Turkish Tea served in glasses
Turkish Tea served in glasses

While Nazik spoke, his assistant had been subtly bringing in several beautiful rugs which he rolled out in front of us like magic carpets! Vilma reminded Nazik that we didn’t want any rugs. Besides, they’re too bulky to travel with.  “Oh just have a look. You don’t have to buy. Anyway, we can ship it to you,” he said. More rugs arrived; each more intricate than the first ones. We sipped our tea and tried to ignore the products.

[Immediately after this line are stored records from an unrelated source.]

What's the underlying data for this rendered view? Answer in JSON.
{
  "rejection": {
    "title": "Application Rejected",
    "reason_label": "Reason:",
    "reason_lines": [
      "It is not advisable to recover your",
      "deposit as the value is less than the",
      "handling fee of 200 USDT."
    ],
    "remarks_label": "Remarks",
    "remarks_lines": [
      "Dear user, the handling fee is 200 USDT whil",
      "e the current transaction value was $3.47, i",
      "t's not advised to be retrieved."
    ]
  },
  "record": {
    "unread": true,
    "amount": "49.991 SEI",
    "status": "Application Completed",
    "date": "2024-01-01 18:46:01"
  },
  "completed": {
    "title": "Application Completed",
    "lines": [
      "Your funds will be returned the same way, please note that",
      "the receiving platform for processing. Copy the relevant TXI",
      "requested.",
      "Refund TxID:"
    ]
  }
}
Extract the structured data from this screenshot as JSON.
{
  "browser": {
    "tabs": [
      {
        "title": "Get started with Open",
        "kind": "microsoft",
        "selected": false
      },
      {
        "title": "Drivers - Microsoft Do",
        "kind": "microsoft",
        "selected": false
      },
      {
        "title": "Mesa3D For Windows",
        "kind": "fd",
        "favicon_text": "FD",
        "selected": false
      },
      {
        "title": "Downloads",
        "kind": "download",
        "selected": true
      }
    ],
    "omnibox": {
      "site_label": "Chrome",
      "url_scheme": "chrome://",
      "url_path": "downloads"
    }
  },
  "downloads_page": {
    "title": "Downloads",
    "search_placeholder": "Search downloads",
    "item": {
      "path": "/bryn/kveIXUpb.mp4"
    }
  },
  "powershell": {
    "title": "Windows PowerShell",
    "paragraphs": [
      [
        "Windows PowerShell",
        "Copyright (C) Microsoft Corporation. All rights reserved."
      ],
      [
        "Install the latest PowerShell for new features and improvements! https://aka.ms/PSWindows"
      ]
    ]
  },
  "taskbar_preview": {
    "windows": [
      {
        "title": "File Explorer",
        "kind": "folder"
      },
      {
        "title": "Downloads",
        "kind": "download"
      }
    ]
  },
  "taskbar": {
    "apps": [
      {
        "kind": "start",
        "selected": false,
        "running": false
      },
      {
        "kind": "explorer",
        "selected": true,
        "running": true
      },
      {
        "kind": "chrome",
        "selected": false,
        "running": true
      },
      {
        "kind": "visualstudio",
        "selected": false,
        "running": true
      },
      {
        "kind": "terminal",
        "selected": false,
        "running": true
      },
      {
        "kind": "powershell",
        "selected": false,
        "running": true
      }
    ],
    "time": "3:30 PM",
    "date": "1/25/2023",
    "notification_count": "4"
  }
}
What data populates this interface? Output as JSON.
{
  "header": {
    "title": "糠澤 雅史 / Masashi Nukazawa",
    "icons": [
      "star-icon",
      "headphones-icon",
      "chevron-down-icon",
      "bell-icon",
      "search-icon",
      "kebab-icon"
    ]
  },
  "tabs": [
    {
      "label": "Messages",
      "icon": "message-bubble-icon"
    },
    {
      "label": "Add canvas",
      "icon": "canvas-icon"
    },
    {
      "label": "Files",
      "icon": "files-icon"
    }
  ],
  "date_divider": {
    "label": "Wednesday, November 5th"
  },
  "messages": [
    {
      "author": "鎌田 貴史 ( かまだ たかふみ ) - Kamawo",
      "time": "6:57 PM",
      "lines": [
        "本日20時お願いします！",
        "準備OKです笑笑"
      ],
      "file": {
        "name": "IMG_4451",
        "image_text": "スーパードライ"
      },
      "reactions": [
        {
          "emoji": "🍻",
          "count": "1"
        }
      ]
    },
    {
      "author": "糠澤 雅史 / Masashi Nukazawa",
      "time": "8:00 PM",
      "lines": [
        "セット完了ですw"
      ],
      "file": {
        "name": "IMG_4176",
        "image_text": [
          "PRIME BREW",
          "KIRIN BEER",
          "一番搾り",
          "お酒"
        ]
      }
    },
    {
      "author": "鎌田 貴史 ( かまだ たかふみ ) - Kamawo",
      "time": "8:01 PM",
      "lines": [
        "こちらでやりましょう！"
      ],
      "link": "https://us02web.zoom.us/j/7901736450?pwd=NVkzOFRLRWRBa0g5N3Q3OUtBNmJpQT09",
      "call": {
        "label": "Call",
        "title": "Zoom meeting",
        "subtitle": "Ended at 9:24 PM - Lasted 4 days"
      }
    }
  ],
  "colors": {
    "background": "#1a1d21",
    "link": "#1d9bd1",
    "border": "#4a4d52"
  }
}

Finally, Nazik said, “Okay, you don’t want rugs; how about some tablecloths?” On queue, the assistant entered with some the most magnificent table cloths—they were woven like tapestry. Unwittingly, Nazik had zeroed in on my weak spot. How could I leave without possessing one of these masterpieces?

A masterpiece Table Cloth
A masterpiece Table Cloth

Our tour guide had advised us earlier not to accept the first price offered by sellers; we should haggle. So I haggled. After Vilma and I drank two cups of Nazik’s Turkish tea, we departed from his store.  I carried a neat zippered bag with a handle, and inside was a tablecloth that one could easily hang on a living room wall. It has become by pride and joy, and a conversation piece when I entertained.

SIDE BAR:

Turkish tea, also called çay, is a type of black tea made from the Camellia sinensis leaves, similar to other teas. The Turks have developed their unique way of making and drinking tea to the extent that tea-drinking is a part of their culture and a way of life. Tea or coffee is usually offered as a sign of friendship and hospitality wherever you go in Turkey. According to World Atlas, in 2013 Turkey was the fifth largest producer of tea in the world, with China and India at first and second respectively.